Jakarta – Penyaluran bantuan pangan beras yang ditargetkan untuk periode November hingga Desember 2025 dilaporkan mengalami keterlambatan signifikan. Direktur Utama Perum Bulog, Ahmad Rizal Ramdhani, mengungkapkan bahwa realisasi penyaluran hingga saat ini baru mencapai 18% dari total target 365.000 ton.
Baca Juga : Gonjang-ganjing Kepemimpinan PBNU: Surat Keputusan Pemberhentian Gus Yahya Dinyatakan Tidak Sah
Bantuan pangan beras ini ditujukan untuk meringankan beban ekonomi masyarakat dan akan disalurkan kepada 18,2 juta Penerima Bantuan Pangan (PBP) di seluruh Indonesia.
Biang Kerok Keterlambatan: Penambahan Minyak Goreng
Rizal Ramdhani menjelaskan bahwa rendahnya capaian penyaluran yang baru mencapai 18% tersebut disebabkan oleh adanya penambahan komoditas baru dalam paket bantuan, yaitu minyak goreng.
“Untuk yang bulan Oktober-November, ini sudah mencapai sekitar 18%, karena kami mulai kemarin di awal ataupun pertengahan bulan November. Kebetulan karena kemarin ada penambahan minyak goreng. Jadi, kami menunggu minyak gorengnya kemarin, sehingga memang agak terlambat sedikit,” kata Rizal usai meninjau penyaluran di Kantor Kelurahan Marunda, Jakarta Utara, Rabu (27/11/2025).
Selain beras, pemerintah memang menambahkan bantuan berupa 73 juta liter minyak goreng. Setiap penerima bantuan pangan ditargetkan menerima 4 liter minyak goreng per orang. Kebutuhan untuk menyinergikan jadwal pengadaan dan distribusi dua komoditas sekaligus inilah yang menjadi faktor utama penundaan.
Mekanisme Pengadaan Minyak Goreng yang Berbeda
Rizal juga menjelaskan perbedaan mekanisme pengadaan antara beras dan minyak goreng yang turut memengaruhi kompleksitas distribusi:
- Pengadaan Beras: Dikendalikan dan dikelola secara langsung oleh Perum Bulog.
- Pengadaan Minyak Goreng: Bulog harus bekerja sama dengan pihak eksternal. Pengadaan minyak goreng disinergikan dengan 65 perusahaan pabrikan minyak goreng yang memiliki kewajiban Domestic Market Obligation (DMO) dan bermitra dengan Bulog.
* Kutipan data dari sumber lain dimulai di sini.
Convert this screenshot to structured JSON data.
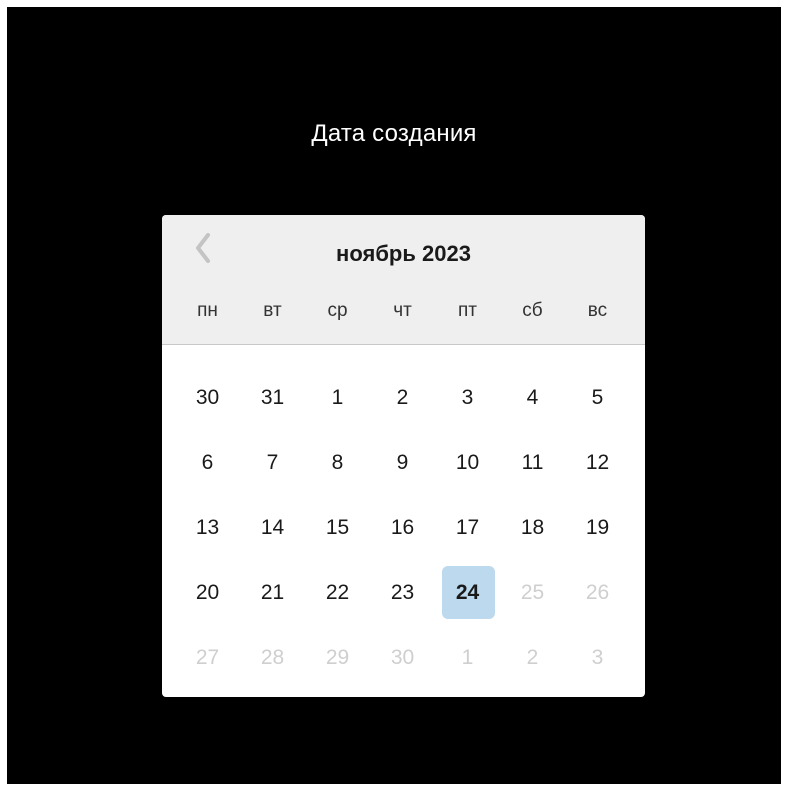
{
  "title": "Дата создания",
  "calendar": {
    "month_label": "ноябрь 2023",
    "prev_icon": "chevron-left-icon",
    "weekdays": [
      "пн",
      "вт",
      "ср",
      "чт",
      "пт",
      "сб",
      "вс"
    ],
    "selected_day": "24",
    "weeks": [
      [
        {
          "label": "30",
          "muted": false
        },
        {
          "label": "31",
          "muted": false
        },
        {
          "label": "1",
          "muted": false
        },
        {
          "label": "2",
          "muted": false
        },
        {
          "label": "3",
          "muted": false
        },
        {
          "label": "4",
          "muted": false
        },
        {
          "label": "5",
          "muted": false
        }
      ],
      [
        {
          "label": "6",
          "muted": false
        },
        {
          "label": "7",
          "muted": false
        },
        {
          "label": "8",
          "muted": false
        },
        {
          "label": "9",
          "muted": false
        },
        {
          "label": "10",
          "muted": false
        },
        {
          "label": "11",
          "muted": false
        },
        {
          "label": "12",
          "muted": false
        }
      ],
      [
        {
          "label": "13",
          "muted": false
        },
        {
          "label": "14",
          "muted": false
        },
        {
          "label": "15",
          "muted": false
        },
        {
          "label": "16",
          "muted": false
        },
        {
          "label": "17",
          "muted": false
        },
        {
          "label": "18",
          "muted": false
        },
        {
          "label": "19",
          "muted": false
        }
      ],
      [
        {
          "label": "20",
          "muted": false
        },
        {
          "label": "21",
          "muted": false
        },
        {
          "label": "22",
          "muted": false
        },
        {
          "label": "23",
          "muted": false
        },
        {
          "label": "24",
          "muted": false,
          "selected": true
        },
        {
          "label": "25",
          "muted": true
        },
        {
          "label": "26",
          "muted": true
        }
      ],
      [
        {
          "label": "27",
          "muted": true
        },
        {
          "label": "28",
          "muted": true
        },
        {
          "label": "29",
          "muted": true
        },
        {
          "label": "30",
          "muted": true
        },
        {
          "label": "1",
          "muted": true
        },
        {
          "label": "2",
          "muted": true
        },
        {
          "label": "3",
          "muted": true
        }
      ]
    ]
  },
  "colors": {
    "background": "#000000",
    "title_text": "#ffffff",
    "header_bg": "#efefef",
    "selected_bg": "#bcd9ee",
    "muted_text": "#cfcfcf",
    "prev_icon": "#c4c4c4"
  }
}
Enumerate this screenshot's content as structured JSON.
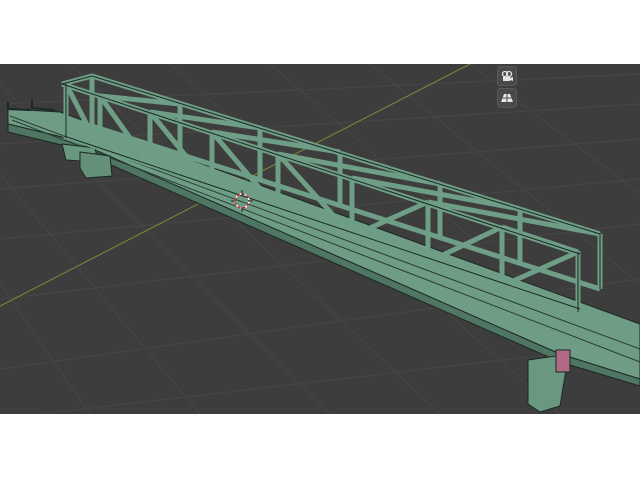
{
  "viewport": {
    "background": "#3d3d3d",
    "grid_color": "#4a4a4a",
    "x_axis_color": "#8a4a4a",
    "y_axis_color": "#8a9a3a",
    "model_color": "#6f9e86",
    "model_edge_color": "#1c2a24"
  },
  "gizmos": [
    {
      "name": "view-camera-icon"
    },
    {
      "name": "perspective-grid-icon"
    }
  ]
}
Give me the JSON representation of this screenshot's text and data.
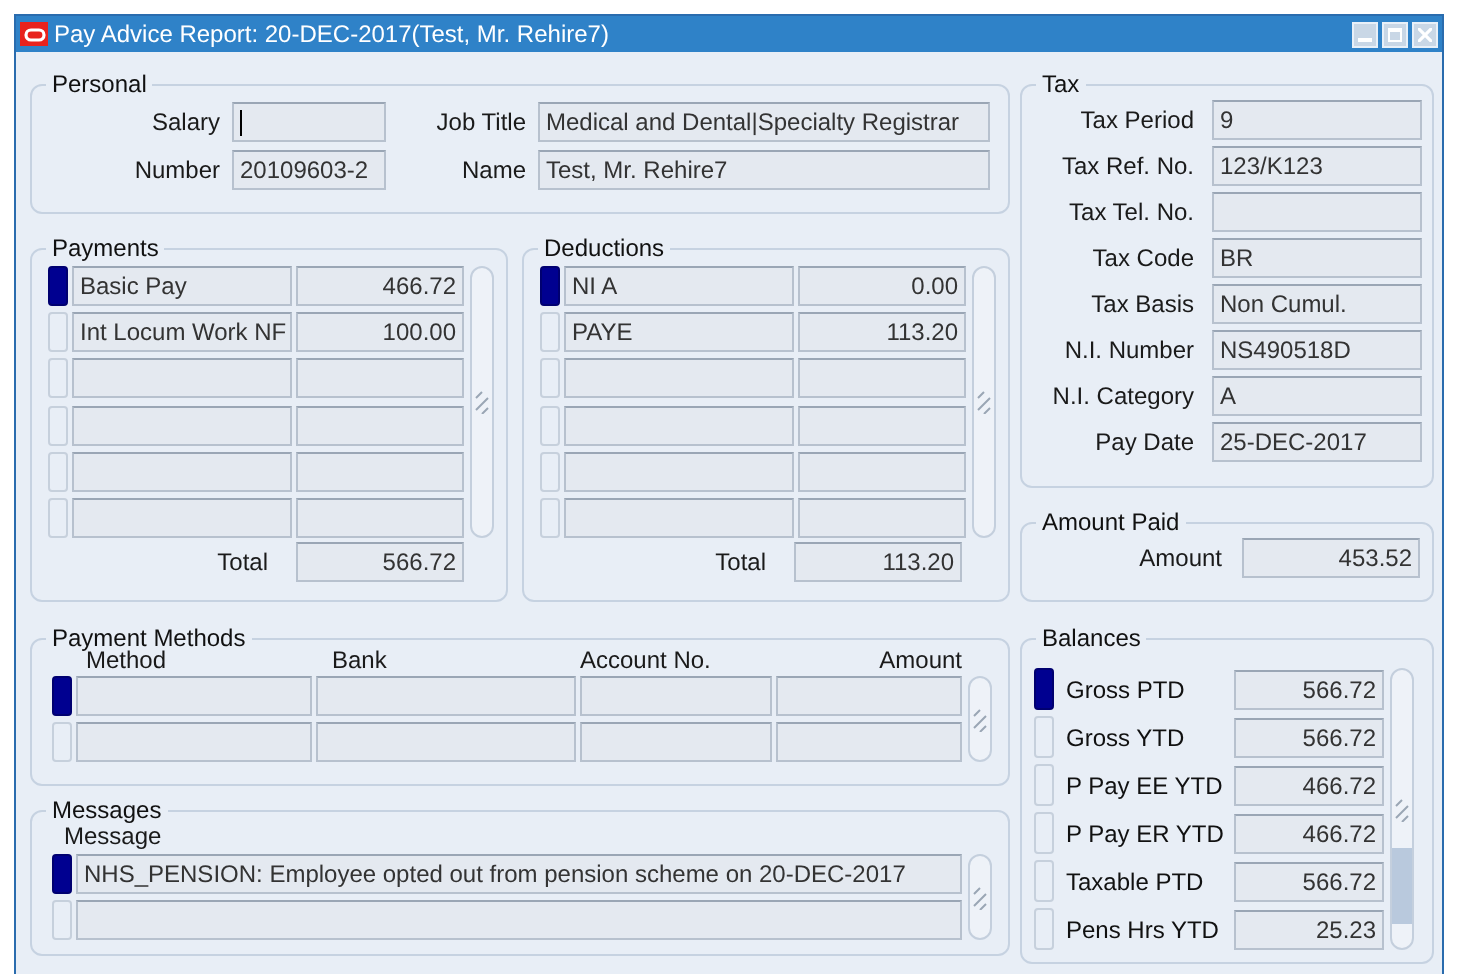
{
  "window": {
    "title": "Pay Advice Report: 20-DEC-2017(Test, Mr. Rehire7)"
  },
  "personal": {
    "title": "Personal",
    "fields": [
      {
        "label": "Salary",
        "focused": true
      },
      {
        "label": "Job Title",
        "value": "Medical and Dental|Specialty Registrar",
        "focused": false
      },
      {
        "label": "Number",
        "value": "20109603-2",
        "focused": false
      },
      {
        "label": "Name",
        "value": "Test, Mr. Rehire7",
        "focused": false
      }
    ]
  },
  "payments": {
    "title": "Payments",
    "rows": [
      {
        "name": "Basic Pay",
        "amount": "466.72",
        "selected": true
      },
      {
        "name": "Int Locum Work NF",
        "amount": "100.00",
        "selected": false
      },
      {
        "selected": false
      },
      {
        "selected": false
      },
      {
        "selected": false
      },
      {
        "selected": false
      }
    ],
    "total_label": "Total",
    "total": "566.72"
  },
  "deductions": {
    "title": "Deductions",
    "rows": [
      {
        "name": "NI A",
        "amount": "0.00",
        "selected": true
      },
      {
        "name": "PAYE",
        "amount": "113.20",
        "selected": false
      },
      {
        "selected": false
      },
      {
        "selected": false
      },
      {
        "selected": false
      },
      {
        "selected": false
      }
    ],
    "total_label": "Total",
    "total": "113.20"
  },
  "tax": {
    "title": "Tax",
    "fields": [
      {
        "label": "Tax Period",
        "value": "9"
      },
      {
        "label": "Tax Ref. No.",
        "value": "123/K123"
      },
      {
        "label": "Tax Tel. No."
      },
      {
        "label": "Tax Code",
        "value": "BR"
      },
      {
        "label": "Tax Basis",
        "value": "Non Cumul."
      },
      {
        "label": "N.I. Number",
        "value": "NS490518D"
      },
      {
        "label": "N.I. Category",
        "value": "A"
      },
      {
        "label": "Pay Date",
        "value": "25-DEC-2017"
      }
    ]
  },
  "amount_paid": {
    "title": "Amount Paid",
    "label": "Amount",
    "value": "453.52"
  },
  "payment_methods": {
    "title": "Payment Methods",
    "columns": [
      "Method",
      "Bank",
      "Account No.",
      "Amount"
    ],
    "rows": [
      {
        "selected": true
      },
      {
        "selected": false
      }
    ]
  },
  "messages": {
    "title": "Messages",
    "columns": [
      "Message"
    ],
    "rows": [
      {
        "text": "NHS_PENSION: Employee opted out from pension scheme on 20-DEC-2017",
        "selected": true
      },
      {
        "selected": false
      }
    ]
  },
  "balances": {
    "title": "Balances",
    "rows": [
      {
        "label": "Gross PTD",
        "value": "566.72",
        "selected": true
      },
      {
        "label": "Gross YTD",
        "value": "566.72",
        "selected": false
      },
      {
        "label": "P Pay EE YTD",
        "value": "466.72",
        "selected": false
      },
      {
        "label": "P Pay ER YTD",
        "value": "466.72",
        "selected": false
      },
      {
        "label": "Taxable PTD",
        "value": "566.72",
        "selected": false
      },
      {
        "label": "Pens Hrs YTD",
        "value": "25.23",
        "selected": false
      }
    ]
  }
}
Keterlibatan banyak pihak dalam pengadaan minyak goreng memerlukan koordinasi yang lebih intensif dibandingkan beras, yang pada akhirnya memengaruhi kecepatan penyaluran ke PBP.
Sinyal Keberlanjutan Program di Tahun 2026
Mengenai keberlanjutan program bantuan pangan serupa di tahun 2026, Rizal Ramdhani menyatakan bahwa keputusan tersebut sepenuhnya akan disesuaikan dengan arahan dari pemerintah pusat dan kebutuhan riil masyarakat.
Meskipun demikian, Bulog berharap program bantuan pangan seperti saat ini dapat tetap berlanjut. Rizal menekankan bahwa kebijakan ini harus diputuskan melalui rapat koordinasi terbatas tingkat Menteri Koordinator Bidang Pangan dan rapat terbatas bersama Presiden.
“Penambahan bantuan pangan ini memang sesuai dengan usulan kebutuhan pangan dari masyarakat, yang pertama. Kedua juga hasil putusan rapat koordinasi terbatas tingkat Menko Pangan dan ratas bersama bapak residen, dan ini harus ada kebijakan dari pimpinan,” pungkasnya. “Dan mudah-mudahan nanti tahun 2026 juga masih ada program-program ini untuk meringankan beban-beban dari masyarakat yang ekonominya kurang mampu.”
Program bantuan pangan ini dinilai sangat penting untuk menjaga daya beli masyarakat berpenghasilan rendah di tengah fluktuasi harga komoditas pangan.